For this reason you can offer a set of certificates to a CertPathValidator which validates the chain of certificates. This CertPathValidator is an abstract class that could handle any kind of certificates. The Java runtime however contains just the single, mandated implementation "PKIX", which indicates a Public Key Infrastructure consisting of X.509 certificates (the X in the acronym).

This PKIXValidator service implementation in turn can be configured using the PKIXParameters class. This class has constructors and "setters" to indicate the trust anchors. This usually consists of a "trust store", i.e. a key store containing trusted certificates. The cacerts file would be the default trust store used by the PKIXValidator used by the JSSE provider.

Alternatively a Set of TrustAnchor instances can be provided.
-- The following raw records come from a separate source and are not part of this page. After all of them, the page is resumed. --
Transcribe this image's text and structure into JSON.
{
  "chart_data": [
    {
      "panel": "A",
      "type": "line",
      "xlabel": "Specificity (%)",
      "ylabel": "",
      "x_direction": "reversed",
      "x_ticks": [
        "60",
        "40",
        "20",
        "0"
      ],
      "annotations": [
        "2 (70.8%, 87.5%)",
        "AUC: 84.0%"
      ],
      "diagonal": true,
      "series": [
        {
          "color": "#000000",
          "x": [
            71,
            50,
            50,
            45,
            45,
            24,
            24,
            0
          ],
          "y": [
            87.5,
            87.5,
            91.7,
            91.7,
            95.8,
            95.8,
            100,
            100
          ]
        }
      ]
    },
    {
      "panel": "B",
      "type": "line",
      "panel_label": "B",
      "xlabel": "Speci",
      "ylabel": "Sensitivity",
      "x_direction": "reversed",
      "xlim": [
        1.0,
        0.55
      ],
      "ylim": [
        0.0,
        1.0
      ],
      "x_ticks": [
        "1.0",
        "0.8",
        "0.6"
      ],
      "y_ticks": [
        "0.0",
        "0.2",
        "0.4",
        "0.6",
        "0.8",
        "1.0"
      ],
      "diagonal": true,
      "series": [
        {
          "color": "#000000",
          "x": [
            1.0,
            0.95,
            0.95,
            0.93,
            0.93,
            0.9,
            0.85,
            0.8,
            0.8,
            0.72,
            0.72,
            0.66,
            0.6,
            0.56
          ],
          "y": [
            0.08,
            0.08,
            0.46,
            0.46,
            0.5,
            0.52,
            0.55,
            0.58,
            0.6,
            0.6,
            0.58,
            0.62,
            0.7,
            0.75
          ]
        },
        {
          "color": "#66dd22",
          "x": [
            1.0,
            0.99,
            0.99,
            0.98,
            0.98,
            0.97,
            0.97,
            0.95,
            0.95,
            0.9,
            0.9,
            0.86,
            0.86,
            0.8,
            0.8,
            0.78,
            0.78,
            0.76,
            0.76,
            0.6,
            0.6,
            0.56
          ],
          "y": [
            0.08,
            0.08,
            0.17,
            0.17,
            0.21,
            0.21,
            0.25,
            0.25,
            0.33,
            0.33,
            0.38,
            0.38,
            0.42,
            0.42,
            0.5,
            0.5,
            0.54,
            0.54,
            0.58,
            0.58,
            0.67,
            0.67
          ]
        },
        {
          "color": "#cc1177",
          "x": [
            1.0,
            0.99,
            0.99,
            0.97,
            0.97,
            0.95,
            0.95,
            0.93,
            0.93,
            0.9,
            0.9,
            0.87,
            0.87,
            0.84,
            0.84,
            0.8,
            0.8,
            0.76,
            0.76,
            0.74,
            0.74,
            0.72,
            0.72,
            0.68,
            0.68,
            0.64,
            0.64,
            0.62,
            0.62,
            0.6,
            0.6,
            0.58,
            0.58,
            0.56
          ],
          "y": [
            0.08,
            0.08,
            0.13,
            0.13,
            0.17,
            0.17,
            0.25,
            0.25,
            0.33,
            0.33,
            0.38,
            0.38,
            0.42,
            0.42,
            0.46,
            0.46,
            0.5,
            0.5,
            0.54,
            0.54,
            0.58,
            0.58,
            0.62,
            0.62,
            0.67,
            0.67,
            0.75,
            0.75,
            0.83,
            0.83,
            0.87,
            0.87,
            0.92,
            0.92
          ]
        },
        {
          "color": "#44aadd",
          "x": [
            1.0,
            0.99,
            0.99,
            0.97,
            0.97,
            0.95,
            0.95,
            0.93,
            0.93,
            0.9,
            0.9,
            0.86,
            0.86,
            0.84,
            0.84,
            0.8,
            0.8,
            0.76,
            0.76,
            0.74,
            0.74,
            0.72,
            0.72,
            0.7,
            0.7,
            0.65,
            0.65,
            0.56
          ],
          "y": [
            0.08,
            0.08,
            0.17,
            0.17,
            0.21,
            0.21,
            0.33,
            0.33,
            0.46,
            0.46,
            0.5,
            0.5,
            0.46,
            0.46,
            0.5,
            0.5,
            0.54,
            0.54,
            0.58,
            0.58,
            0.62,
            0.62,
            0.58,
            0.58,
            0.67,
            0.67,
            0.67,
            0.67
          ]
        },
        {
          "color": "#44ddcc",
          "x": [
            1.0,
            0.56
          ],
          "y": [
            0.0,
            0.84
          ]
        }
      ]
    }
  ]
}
A trust anchor usually just consists of a certificate and optional "name constraints". However, it may also just contain a description of a certificate, such as the name and public key of a certificate. This would e.g. allow you to "pin" a specific public key / name combination while allowing the other party to update their certificate.

It goes a bit far to dive deep into the encoding of the name constraints, but in short the DNS names or IP address within the subject field of a particular certificates in a certificate tree may be validated using these. The parameter may be null if no particular constrains are required. The procedure to validate the name constrains is of course also indicated in RFC 5280.

Note that documentation of (older) Java versions may refer to the now obsolete RFC 3280 instead of RFC 5280.